En quatrième et dernier lieu, pour les mêmes motifs que ceux exposés aux points 4 à 6 de la présente ordonnance, la décision portant obligation de quitter le territoire français n’a pas été prise en violation de l’article 8 de la convention européenne de sauvegarde des droits de l’homme. Par suite, ce moyen doit être écarté.
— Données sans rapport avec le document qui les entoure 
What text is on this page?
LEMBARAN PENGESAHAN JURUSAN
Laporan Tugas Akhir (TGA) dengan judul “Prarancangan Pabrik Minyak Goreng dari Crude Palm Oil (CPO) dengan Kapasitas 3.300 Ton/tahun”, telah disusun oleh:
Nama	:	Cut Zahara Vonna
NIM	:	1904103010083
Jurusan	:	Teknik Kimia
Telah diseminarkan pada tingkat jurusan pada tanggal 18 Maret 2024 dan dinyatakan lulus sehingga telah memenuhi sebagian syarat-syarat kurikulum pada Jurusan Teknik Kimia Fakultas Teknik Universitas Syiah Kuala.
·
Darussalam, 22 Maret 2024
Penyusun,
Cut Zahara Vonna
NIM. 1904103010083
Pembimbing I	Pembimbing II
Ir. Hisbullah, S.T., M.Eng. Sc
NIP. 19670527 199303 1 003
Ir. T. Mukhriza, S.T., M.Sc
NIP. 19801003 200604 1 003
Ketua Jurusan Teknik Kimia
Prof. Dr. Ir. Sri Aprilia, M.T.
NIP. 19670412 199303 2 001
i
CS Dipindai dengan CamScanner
Il résulte de tout ce qui précède que la requête de M. E… et Mme D… épouse E… est manifestement dépourvue de fondement. Dès lors, leurs conclusions présentées à fin d’annulation et d’injonction peuvent être rejetées en application du dernier alinéa de l’article R. 222-1 du code de justice administrative. Il en va de même, par voie de conséquence, des conclusions tendant à l’application des dispositions de l’article L. 761-1 du code de justice administrative et de l’article 37 de la loi du 10 juillet 1991.
O R D O N N E :
Article 1er : La requête de M. E… et Mme D… épouse E… est rejetée.
Article 2 : La présente ordonnance sera notifiée à M. E… et Mme D… épouse E…, à Me Debureau et au ministre de l’intérieur.
Copie en sera adressée au préfet du Gard.
Fait à Toulouse, le 23 octobre 2025.
Le président de la 2ème chambre,
signé
Olivier Massin
La République mande et ordonne au ministre de l’intérieur, en ce qui le concerne, ou à tous commissaires de justice à ce requis, en ce qui concerne les voies de droit commun contre les parties privées, de pourvoir à l’exécution de la présente ordonnance.